The transfer of Cardinal Tagle to Rome has been rumoured for a long time. Pope Francis never hid the fact he likes the archbishop of Manila. However, Cardinal Tagle garnered consideration step by step. He was created cardinal in Benedict XVI’s last consistory. It was a particular consistory: Benedict XVI created only six new Cardinals, all of them non-Italian.
Cardinal Tagle already had good press at the time. He was a scholar of the so-called “Bologna School” — a group of scholars gathered in Bologna that wrote a comprehensive history of the Second Vatican Council. The Bologna scholars interpret the Second Vatican Council through the twin lenses of discontinuity and rupture. Benedict XVI, au contraire, always read the Second Vatican Council in continuity with the tradition of the Church. However, Benedict XVI was not biased by Cardinal Tagle’s participation in the works of the Bologna School. In 2015, Cardinal Tagle was elected president of Caritas Internationalis, the Holy See umbrella organization for some 160 Catholic relief service in the world. That position strengthened Cardinal Tagle’s international appeal. Cardinal Tagle has never been too vocal or overexposed, but he has always cultivated a public presence and persona.

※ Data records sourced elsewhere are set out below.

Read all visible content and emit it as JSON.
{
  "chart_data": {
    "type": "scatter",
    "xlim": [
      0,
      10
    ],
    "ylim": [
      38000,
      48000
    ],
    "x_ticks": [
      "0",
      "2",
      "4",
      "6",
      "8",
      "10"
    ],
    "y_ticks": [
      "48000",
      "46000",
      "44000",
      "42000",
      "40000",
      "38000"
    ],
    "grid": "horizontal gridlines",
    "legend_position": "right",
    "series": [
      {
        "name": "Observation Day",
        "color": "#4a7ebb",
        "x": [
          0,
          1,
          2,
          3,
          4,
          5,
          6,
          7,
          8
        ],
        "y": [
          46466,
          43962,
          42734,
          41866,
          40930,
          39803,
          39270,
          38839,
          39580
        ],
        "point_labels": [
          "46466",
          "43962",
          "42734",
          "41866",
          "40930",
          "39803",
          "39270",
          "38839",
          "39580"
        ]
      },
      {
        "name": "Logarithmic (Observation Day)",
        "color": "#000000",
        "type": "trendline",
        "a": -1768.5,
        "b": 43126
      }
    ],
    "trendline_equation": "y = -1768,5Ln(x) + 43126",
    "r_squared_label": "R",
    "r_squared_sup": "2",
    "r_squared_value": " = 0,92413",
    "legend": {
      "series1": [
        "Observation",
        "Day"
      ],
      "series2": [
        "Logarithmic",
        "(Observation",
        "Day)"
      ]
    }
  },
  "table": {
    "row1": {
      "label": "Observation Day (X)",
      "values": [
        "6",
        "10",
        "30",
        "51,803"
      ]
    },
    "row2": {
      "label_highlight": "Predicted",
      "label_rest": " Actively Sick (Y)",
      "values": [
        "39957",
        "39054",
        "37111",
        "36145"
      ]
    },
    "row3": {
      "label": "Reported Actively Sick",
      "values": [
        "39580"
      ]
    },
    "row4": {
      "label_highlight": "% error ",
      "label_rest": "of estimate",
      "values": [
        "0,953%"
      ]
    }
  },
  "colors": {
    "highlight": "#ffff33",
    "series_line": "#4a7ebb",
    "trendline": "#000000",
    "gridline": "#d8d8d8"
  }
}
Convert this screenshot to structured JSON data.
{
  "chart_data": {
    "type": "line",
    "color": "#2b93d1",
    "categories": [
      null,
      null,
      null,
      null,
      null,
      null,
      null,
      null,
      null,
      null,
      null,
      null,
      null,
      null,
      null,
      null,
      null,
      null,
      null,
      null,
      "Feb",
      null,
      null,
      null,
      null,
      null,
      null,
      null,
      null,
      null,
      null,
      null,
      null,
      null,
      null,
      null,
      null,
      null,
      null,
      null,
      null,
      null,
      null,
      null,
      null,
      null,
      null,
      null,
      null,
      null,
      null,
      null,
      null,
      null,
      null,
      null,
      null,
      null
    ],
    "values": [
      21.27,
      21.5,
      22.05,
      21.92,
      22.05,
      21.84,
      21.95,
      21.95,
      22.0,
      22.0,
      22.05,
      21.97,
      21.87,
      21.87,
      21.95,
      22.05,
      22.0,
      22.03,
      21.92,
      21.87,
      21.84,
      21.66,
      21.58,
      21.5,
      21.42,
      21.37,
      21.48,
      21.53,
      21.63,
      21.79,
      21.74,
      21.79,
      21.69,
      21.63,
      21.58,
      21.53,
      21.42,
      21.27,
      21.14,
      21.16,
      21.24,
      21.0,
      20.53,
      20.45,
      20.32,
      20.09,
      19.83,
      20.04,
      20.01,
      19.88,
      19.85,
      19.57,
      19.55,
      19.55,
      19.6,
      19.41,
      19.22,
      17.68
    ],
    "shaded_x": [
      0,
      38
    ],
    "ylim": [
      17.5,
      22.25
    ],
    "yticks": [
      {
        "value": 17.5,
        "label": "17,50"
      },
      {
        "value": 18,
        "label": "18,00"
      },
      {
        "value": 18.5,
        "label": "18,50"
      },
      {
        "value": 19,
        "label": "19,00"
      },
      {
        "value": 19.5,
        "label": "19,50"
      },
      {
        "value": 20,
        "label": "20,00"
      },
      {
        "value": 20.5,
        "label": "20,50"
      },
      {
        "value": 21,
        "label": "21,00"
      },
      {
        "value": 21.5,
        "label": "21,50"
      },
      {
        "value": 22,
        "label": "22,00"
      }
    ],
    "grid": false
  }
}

Pope Francis called him to be president delegate of the 2015 Synod on the Family and among the participants of the 2018 Synod on Youth. During this latter, thanks to a video where he danced with young people, Cardinal Tagle got even more popular.
Pope Francis considers that the Roman Curia is less important than the local Churches. To Pope Francis, diocesan bishops are more important than the top officials of the Roman Curia. Cardinal Tagle’s appointment, however, is the first of a series of new appointments that will revolutionize the Curia offices. All of these appointments will come along with the finalization of the much awaited Curia reform.
Cardinal Tagle will be at the helm of what draftsmen of the curial reform law, Praedicate Evangelium, say is to be the “first dicastery.” Cardinal Tagle will replace Cardinal Fernando Filoni. The Pope appointed Cardinal Filoni as Grand Master of the Equestrian Order of the Holy Sepulchre. This is a prestigious but mostly honorific position, that is usually given to retired or almost retired Cardinals.